3,000 people died during the fighting that happened on these islands. The buildings that once stood are now boarded up. The only ones that are running are those used by U.S. Fish and Wildlife Service staff and volunteers. They work to protect both the wildlife that call this place home and to help to preserve this historic site.
Battle of Midway Wildlife Sanctuary
Millions of seabirds call this place home. The short-tailed albatross is only found here and one other place in the Pacific. Laysan albatrosses call this place home and its the largest colony of its kind.
They mate for life here and raise their young here each year. The three islands that make up Midway are surrounded by coral reefs as well. These help to feed the endangered monk seals and green sea turtles that visit the reserve.
These vital and endangered animals call this small group of islands home. They bring life back to a place where so much death happened.

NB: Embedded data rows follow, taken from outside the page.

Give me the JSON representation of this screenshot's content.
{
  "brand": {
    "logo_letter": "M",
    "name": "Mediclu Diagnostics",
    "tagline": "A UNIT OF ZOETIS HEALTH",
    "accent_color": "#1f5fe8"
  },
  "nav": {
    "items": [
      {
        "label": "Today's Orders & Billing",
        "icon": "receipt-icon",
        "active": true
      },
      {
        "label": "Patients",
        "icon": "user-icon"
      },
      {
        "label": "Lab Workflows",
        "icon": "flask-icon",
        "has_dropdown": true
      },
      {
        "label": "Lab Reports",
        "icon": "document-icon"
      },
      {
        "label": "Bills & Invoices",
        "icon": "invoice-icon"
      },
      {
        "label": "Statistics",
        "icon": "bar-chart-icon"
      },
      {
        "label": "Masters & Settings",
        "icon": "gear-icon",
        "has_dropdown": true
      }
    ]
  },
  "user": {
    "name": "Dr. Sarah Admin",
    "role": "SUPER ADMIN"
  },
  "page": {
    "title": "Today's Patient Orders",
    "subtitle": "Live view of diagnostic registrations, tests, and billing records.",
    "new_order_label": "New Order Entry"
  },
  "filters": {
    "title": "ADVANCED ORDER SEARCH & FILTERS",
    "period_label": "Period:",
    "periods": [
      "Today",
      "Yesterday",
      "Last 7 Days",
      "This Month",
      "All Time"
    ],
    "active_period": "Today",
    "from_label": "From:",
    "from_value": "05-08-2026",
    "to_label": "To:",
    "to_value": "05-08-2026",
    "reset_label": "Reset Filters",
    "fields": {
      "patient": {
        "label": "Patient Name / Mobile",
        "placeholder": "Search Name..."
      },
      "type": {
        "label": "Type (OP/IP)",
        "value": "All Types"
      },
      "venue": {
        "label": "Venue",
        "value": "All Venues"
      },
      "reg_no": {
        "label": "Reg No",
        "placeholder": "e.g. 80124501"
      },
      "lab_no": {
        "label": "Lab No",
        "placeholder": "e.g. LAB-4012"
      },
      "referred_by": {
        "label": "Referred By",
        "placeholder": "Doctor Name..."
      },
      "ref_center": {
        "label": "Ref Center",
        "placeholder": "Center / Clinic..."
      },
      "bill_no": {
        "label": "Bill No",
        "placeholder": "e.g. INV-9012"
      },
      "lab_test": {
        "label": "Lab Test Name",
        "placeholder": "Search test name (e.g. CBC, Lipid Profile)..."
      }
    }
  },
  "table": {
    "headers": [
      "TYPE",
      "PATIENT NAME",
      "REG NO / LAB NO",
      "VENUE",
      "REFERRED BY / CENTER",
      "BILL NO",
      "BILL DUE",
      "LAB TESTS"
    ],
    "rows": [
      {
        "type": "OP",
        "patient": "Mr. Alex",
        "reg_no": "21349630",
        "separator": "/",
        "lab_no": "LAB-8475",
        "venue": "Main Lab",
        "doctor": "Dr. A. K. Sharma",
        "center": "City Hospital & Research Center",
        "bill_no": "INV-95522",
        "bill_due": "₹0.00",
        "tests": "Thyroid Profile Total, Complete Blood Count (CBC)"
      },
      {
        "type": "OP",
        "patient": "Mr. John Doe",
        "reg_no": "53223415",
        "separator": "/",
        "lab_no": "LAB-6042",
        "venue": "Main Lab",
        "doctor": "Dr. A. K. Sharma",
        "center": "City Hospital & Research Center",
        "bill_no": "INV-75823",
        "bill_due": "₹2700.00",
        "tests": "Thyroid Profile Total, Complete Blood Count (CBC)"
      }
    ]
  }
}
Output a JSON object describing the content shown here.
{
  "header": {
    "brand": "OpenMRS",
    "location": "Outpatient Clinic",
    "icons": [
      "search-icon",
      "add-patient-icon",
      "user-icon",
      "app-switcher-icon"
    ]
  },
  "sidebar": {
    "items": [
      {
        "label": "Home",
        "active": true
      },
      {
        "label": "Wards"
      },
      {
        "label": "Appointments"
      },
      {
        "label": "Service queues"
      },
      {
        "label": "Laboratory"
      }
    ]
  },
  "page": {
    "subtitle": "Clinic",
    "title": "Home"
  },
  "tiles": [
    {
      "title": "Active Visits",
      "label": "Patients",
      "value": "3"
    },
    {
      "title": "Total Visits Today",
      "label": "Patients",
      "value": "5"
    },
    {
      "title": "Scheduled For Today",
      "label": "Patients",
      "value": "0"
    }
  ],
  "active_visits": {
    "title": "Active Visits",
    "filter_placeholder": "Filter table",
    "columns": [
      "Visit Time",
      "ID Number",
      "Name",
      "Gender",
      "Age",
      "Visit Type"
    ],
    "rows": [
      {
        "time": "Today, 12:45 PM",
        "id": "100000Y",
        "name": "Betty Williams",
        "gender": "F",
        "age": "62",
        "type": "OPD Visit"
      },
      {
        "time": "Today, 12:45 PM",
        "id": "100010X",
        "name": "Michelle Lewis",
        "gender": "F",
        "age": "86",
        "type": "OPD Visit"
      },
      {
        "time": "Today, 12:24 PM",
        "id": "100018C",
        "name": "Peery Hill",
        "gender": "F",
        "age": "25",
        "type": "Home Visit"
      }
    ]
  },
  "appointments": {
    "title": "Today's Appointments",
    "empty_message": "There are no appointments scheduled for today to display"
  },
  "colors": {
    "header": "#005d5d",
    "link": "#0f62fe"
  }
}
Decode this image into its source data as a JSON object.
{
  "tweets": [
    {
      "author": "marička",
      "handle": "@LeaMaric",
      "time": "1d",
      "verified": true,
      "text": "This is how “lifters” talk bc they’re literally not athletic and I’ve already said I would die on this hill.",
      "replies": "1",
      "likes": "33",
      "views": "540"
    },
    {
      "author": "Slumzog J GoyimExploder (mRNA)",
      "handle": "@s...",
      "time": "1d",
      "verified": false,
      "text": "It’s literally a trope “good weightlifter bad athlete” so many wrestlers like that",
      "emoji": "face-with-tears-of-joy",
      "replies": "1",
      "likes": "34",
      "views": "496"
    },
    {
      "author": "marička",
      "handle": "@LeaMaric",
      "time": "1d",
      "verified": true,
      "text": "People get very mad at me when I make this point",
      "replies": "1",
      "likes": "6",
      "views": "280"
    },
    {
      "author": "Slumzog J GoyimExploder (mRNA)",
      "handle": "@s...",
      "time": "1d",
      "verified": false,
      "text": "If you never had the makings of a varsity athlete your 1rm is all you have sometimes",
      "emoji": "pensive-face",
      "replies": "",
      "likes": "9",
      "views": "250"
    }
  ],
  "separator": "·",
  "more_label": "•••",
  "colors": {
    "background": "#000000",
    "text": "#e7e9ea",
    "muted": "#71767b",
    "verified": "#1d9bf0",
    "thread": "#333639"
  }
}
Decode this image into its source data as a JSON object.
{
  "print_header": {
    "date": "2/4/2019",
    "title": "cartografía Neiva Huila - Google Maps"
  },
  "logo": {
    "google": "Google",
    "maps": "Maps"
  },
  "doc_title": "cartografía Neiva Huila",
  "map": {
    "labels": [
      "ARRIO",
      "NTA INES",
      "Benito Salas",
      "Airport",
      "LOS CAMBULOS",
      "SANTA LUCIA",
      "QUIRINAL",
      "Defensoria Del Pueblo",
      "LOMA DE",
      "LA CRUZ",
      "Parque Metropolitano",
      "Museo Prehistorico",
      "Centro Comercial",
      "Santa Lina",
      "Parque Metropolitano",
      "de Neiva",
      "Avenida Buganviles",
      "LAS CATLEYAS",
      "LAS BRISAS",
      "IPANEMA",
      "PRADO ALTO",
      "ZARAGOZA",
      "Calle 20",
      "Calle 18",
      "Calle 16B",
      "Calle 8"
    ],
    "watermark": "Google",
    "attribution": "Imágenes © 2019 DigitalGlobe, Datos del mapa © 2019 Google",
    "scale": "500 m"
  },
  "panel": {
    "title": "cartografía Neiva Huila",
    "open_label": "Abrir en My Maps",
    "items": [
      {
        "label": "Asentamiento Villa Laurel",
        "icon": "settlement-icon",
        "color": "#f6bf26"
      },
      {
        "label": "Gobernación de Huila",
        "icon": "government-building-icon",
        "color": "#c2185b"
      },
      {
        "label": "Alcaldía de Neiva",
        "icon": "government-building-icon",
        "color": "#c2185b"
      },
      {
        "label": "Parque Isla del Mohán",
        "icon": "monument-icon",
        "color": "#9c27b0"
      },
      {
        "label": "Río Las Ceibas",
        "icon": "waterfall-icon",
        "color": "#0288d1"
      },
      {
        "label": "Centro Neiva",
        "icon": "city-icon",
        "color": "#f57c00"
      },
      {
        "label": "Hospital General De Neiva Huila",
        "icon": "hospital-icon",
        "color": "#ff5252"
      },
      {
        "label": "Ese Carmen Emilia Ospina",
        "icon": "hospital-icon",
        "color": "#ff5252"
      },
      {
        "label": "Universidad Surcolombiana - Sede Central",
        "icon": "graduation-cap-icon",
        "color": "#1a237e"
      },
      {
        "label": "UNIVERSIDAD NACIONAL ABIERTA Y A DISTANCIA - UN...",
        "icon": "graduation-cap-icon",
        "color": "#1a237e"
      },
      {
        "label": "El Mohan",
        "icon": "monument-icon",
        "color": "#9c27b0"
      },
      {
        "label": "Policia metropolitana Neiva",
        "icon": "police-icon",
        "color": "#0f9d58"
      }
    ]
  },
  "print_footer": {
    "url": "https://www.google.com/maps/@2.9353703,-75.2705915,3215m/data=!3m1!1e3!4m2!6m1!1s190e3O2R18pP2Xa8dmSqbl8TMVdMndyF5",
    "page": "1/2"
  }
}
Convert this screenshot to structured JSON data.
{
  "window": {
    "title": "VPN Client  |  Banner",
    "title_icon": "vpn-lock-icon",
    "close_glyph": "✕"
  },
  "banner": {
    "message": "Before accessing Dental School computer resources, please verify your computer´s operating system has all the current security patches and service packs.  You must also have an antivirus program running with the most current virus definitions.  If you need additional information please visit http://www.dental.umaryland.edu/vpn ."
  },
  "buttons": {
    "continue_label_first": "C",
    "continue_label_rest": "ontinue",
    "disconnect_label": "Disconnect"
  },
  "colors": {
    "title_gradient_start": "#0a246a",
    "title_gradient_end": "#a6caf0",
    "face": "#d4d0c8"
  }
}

Recently President Barrack Obama announced that they were expanding this Papahanaumokuakea Marine National Monument. It will now be the biggest oceanic preserve, working to protect vulnerable species from the reach of humanity.
This area was originally preserved in 1988 as the Midway Atoll National Wildlife Refuge. At this time it was under the control of the Navy but this changed in 1996. It is now managed by the wildlife agency. It received its new name of National Memorial to the Battle of Midway in 2000.